Mark Francois, minister for the Armed Forces, said: "The Tatmadaw remain a key
political force in Burma, therefore we seek to encourage them to support
democratic reform through our influence and with education."



Military sources said the two week course was not battlefield military
training, but staff college type education including teaching in human
rights, humanitarian law and accountability.



One defence source said: "The Burmese military will be key to the process of
political reform. To ignore the military puts the entire process of
political reform at risk."



The training has been endorsed by Aung San Suu Kyi, the country's veteran
opposition leader, who visited Sandhurst earlier this year to see what the
British military could offer.



Western governments and businesses have scrambled for position in Burma since
the country's military leaders ended years of isolation by promising to
usher in democratic reforms.
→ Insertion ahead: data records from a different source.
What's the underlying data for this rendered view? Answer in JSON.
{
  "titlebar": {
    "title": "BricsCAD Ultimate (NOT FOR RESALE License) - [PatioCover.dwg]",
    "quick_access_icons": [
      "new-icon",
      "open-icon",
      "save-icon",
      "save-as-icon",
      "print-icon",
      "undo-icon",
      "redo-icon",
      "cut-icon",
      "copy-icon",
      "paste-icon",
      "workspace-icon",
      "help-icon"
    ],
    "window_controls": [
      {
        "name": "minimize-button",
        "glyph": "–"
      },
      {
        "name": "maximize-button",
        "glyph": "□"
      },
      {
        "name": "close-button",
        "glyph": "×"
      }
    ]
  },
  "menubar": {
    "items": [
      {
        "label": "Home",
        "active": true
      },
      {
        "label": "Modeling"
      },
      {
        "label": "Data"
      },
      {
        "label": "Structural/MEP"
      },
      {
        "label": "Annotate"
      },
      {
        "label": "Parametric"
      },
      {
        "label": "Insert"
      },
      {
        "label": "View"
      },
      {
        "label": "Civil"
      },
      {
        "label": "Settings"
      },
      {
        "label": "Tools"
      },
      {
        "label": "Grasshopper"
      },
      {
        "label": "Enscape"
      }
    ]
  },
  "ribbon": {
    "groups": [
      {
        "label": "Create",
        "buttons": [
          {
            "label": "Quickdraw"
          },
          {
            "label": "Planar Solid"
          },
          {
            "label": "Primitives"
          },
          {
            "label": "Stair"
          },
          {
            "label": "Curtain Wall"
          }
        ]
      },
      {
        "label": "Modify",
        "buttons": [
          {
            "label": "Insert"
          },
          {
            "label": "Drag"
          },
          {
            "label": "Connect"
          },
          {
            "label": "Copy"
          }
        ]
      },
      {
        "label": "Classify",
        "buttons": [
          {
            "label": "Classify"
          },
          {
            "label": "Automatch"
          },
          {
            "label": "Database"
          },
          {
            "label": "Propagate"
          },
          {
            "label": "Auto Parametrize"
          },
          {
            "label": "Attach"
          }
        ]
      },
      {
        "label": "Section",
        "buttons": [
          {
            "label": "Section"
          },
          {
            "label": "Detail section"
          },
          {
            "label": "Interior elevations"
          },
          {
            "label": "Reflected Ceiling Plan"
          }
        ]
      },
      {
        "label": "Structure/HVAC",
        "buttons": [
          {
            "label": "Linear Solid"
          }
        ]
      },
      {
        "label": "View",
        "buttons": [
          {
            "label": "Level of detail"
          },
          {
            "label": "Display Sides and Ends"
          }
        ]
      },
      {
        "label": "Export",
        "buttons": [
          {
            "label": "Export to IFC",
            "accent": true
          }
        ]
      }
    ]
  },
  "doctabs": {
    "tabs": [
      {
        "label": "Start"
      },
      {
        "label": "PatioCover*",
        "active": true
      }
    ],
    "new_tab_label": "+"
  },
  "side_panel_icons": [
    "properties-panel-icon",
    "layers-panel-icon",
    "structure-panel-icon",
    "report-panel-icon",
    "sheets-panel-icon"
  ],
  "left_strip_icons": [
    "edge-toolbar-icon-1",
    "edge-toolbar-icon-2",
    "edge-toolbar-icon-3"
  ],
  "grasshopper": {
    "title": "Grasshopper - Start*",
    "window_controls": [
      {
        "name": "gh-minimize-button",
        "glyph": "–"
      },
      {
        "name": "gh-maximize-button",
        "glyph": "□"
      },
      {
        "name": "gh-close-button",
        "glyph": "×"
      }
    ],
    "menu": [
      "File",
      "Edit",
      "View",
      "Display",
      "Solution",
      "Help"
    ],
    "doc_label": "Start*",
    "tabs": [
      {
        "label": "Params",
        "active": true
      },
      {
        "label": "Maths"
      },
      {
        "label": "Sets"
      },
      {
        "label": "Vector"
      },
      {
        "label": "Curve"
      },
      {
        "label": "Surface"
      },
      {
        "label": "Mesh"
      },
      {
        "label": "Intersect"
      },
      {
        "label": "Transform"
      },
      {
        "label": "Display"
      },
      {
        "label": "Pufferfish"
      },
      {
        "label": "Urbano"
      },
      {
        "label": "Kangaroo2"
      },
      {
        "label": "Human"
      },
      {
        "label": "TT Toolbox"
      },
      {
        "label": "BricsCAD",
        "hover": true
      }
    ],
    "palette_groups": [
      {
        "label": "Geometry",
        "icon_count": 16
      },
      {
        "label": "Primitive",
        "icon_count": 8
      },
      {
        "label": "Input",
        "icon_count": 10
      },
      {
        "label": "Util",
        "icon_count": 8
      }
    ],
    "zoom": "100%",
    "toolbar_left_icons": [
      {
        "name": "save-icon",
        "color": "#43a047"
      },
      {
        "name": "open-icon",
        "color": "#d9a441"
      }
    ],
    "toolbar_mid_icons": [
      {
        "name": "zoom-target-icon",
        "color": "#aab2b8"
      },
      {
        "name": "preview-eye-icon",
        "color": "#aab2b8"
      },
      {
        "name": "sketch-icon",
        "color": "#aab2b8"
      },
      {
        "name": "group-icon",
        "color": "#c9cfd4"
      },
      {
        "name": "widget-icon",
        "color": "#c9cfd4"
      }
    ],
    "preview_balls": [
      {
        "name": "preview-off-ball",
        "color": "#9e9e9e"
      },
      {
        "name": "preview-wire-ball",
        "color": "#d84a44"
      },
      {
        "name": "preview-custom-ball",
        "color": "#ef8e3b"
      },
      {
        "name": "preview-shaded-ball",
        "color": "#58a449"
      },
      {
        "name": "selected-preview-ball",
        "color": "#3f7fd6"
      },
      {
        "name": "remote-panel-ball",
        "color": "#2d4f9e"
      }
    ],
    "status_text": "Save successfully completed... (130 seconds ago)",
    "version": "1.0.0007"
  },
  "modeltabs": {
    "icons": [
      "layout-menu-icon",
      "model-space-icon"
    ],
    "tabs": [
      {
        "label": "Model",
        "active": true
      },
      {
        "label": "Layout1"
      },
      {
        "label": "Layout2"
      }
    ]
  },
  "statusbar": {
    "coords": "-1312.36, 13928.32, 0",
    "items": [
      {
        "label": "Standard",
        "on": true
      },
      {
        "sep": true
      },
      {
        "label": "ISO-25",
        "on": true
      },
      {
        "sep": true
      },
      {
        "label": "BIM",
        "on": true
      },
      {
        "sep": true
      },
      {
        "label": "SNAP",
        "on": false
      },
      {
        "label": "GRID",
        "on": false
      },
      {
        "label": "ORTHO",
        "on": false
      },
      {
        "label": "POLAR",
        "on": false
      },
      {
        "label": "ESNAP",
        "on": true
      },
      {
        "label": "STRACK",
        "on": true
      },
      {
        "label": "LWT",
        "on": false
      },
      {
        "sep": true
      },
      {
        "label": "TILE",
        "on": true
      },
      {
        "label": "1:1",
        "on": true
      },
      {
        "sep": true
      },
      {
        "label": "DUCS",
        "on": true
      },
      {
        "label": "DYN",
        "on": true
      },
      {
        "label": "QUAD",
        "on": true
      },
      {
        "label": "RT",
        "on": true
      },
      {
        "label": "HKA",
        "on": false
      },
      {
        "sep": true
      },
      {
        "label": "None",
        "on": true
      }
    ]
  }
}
America has also offered legal training to the
Burmese military.



Burma has plentiful resources of hydro-carbons, minerals, gems and timber, and
a cheap labour force which thanks to years of sanctions is largely untapped
by foreign investors.



Yasmin Qureshi, MP for Bolton South East, said recent attacks on Burma's
Muslim Rohingya minority had been carried out with the tacit support of the
military and showed the armed forces had not changed however.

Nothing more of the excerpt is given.